Department of Mechanical Engineering, Tsinghua University, Beijing 100086, China; Biomechanics and Biotechnology Lab, Research Institute of Tsinghua University in Shenzhen, Shenzhen 518057, China.
Biomechanics and Biotechnology Lab, Research Institute of Tsinghua University in Shenzhen, Shenzhen 518057, China.
Clin Biomech (Bristol). 2021 Apr;84:105339. doi: 10.1016/j.clinbiomech.2021.105339. Epub 2021 Mar 26.
Anterior lumbar interbody fusion combined with supplementary fixation has been widely used to treat lumbar diseases. However, few studies have investigated the influence of fixation options on facet joint force and cage subsidence.

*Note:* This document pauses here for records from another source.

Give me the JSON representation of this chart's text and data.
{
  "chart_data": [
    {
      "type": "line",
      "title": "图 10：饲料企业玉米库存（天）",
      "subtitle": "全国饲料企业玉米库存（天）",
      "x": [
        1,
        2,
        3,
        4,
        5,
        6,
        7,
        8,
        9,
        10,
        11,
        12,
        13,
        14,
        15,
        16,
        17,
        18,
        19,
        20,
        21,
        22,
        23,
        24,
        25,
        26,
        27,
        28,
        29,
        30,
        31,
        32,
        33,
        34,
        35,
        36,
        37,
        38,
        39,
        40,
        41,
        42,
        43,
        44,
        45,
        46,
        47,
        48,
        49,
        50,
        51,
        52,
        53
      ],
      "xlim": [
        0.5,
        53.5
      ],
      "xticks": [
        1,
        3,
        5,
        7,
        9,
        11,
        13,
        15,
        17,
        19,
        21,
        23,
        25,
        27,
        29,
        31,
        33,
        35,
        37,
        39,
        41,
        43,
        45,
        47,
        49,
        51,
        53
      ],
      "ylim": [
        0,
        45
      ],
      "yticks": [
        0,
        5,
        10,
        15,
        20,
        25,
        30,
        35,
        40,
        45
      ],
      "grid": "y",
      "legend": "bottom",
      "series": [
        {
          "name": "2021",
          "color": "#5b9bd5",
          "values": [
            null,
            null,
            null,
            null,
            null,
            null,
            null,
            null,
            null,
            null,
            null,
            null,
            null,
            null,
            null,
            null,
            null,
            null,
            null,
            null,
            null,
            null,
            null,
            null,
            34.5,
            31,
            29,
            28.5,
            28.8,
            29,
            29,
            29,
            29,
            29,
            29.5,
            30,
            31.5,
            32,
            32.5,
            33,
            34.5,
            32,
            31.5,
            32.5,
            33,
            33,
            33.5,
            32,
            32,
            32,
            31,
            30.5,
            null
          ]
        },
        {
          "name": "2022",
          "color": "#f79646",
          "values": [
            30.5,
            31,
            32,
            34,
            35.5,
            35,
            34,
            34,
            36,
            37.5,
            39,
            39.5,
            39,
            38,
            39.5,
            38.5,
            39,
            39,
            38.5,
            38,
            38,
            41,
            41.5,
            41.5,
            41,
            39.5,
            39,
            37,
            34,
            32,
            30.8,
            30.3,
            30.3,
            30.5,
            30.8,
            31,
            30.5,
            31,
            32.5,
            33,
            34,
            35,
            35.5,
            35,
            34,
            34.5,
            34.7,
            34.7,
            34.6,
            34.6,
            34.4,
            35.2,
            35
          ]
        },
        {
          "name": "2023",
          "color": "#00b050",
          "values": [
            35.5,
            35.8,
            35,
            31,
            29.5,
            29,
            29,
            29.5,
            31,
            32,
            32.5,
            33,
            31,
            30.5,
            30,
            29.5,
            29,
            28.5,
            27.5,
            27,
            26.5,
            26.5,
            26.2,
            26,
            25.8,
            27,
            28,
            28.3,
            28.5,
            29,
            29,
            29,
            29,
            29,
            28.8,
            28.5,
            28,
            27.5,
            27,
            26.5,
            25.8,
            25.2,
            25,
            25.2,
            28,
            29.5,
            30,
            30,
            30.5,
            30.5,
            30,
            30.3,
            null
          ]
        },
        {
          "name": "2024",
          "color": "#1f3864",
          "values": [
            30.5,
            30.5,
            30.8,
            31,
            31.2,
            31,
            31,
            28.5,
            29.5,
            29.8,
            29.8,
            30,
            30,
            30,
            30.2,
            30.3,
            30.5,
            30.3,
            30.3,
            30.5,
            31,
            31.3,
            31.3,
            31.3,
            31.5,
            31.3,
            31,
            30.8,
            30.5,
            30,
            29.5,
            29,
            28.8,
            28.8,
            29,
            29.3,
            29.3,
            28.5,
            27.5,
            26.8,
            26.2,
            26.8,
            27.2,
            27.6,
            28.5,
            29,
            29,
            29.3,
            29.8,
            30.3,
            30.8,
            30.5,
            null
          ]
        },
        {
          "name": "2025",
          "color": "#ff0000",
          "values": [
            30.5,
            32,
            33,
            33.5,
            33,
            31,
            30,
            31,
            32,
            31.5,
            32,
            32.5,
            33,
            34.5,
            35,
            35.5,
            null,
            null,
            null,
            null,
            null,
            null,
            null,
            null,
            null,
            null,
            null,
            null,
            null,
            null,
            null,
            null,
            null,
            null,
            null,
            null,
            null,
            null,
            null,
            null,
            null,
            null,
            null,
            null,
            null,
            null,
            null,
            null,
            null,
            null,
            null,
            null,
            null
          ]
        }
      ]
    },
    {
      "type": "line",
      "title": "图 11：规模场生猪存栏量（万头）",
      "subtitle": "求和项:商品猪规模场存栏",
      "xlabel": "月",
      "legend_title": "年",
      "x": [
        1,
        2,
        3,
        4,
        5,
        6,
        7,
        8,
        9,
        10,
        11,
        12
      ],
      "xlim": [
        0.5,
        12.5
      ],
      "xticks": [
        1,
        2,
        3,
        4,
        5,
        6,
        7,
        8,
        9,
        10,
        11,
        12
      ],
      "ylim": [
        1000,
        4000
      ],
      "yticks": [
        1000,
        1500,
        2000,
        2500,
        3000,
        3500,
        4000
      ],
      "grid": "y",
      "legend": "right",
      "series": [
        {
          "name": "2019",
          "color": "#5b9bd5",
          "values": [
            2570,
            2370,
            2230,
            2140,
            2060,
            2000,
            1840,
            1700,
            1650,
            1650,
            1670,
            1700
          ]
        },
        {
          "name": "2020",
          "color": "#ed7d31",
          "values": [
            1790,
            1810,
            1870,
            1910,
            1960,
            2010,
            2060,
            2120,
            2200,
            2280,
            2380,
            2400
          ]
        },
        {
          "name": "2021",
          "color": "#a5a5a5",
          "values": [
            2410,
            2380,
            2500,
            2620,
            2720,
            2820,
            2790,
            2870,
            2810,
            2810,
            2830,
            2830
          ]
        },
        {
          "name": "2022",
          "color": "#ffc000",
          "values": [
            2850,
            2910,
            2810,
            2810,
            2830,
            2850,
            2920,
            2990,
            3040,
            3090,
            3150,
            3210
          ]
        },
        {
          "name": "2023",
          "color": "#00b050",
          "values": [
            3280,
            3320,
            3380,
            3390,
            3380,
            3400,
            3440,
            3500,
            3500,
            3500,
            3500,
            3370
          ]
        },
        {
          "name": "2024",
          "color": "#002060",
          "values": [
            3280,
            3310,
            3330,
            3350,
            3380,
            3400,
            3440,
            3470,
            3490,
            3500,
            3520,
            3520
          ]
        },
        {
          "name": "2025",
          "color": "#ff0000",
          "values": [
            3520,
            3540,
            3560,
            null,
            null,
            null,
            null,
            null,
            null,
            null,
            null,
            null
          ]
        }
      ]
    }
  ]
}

The aim of this study was to explore the biomechanical performance of anterior lumbar interbody fusion with various fixation options under both static and vertical vibration loading conditions.
A previously validated finite element model of the intact L1-5 lumbar spine was employed to compare five conditions: (1) Intact; (2) Fusion alone; (3) Fusion combined with anterior lumbar plate; (4) Fusion combined with Coflex-F fixation; (5) Fusion combined with bilateral pedicle screw fixation. The models were analyzed under static and vertical vibration loading conditions respectively.
Bilateral pedicle screws provided highest stability at surgical level. Applying supplementary fixation diminished the dynamic responses of lumbar spine. Compared with anterior lumbar plate and Coflex-F device, bilateral pedicle screws decreased the stress responses of the endplates and cage under both static and vibration conditions, while increased the facet joint force at adjacent levels. As for comparison between Coflex-F device and anterior lumbar plate, results showed a similarity in biomechanical performance under static loading, and a slightly higher dynamic response of the latter under vertical vibration.
The biomechanical performance of lumbar spine was significantly influenced by the variation of fixations under both static and vibration conditions. Bilateral pedicle screws showed advantages in stabilizing surgical segment and relieving cage subsidence, but may increase the facet joint force at adjacent levels.
前路腰椎椎体间融合联合辅助固定已广泛应用于治疗腰椎疾病。然而,很少有研究探讨固定方式对小关节力和 cage 下沉的影响。本研究旨在探讨前路腰椎椎体间融合术在静态和垂直振动加载条件下不同固定方式的生物力学性能。
采用已验证的完整 L1-5 腰椎有限元模型,比较了 5 种情况:(1)完整;(2)融合术;(3)融合术联合前路钢板;(4)融合术联合 Coflex-F 固定;(5)融合术联合双侧椎弓根螺钉固定。模型分别在静态和垂直振动加载条件下进行分析。
双侧椎弓根螺钉在手术节段提供了最高的稳定性。应用辅助固定降低了腰椎的动态响应。与前路钢板和 Coflex-F 装置相比,双侧椎弓根螺钉在静态和振动条件下降低了终板和 cage 的应力响应,同时增加了相邻节段的小关节力。Coflex-F 装置与前路钢板的比较结果表明,在静态加载下,生物力学性能相似,而在垂直振动下,后者的动态响应略高。
在静态和振动条件下,固定方式的变化对腰椎的生物力学性能有显著影响。双侧椎弓根螺钉在稳定手术节段和减轻 cage 下沉方面具有优势,但可能会增加相邻节段的小关节力。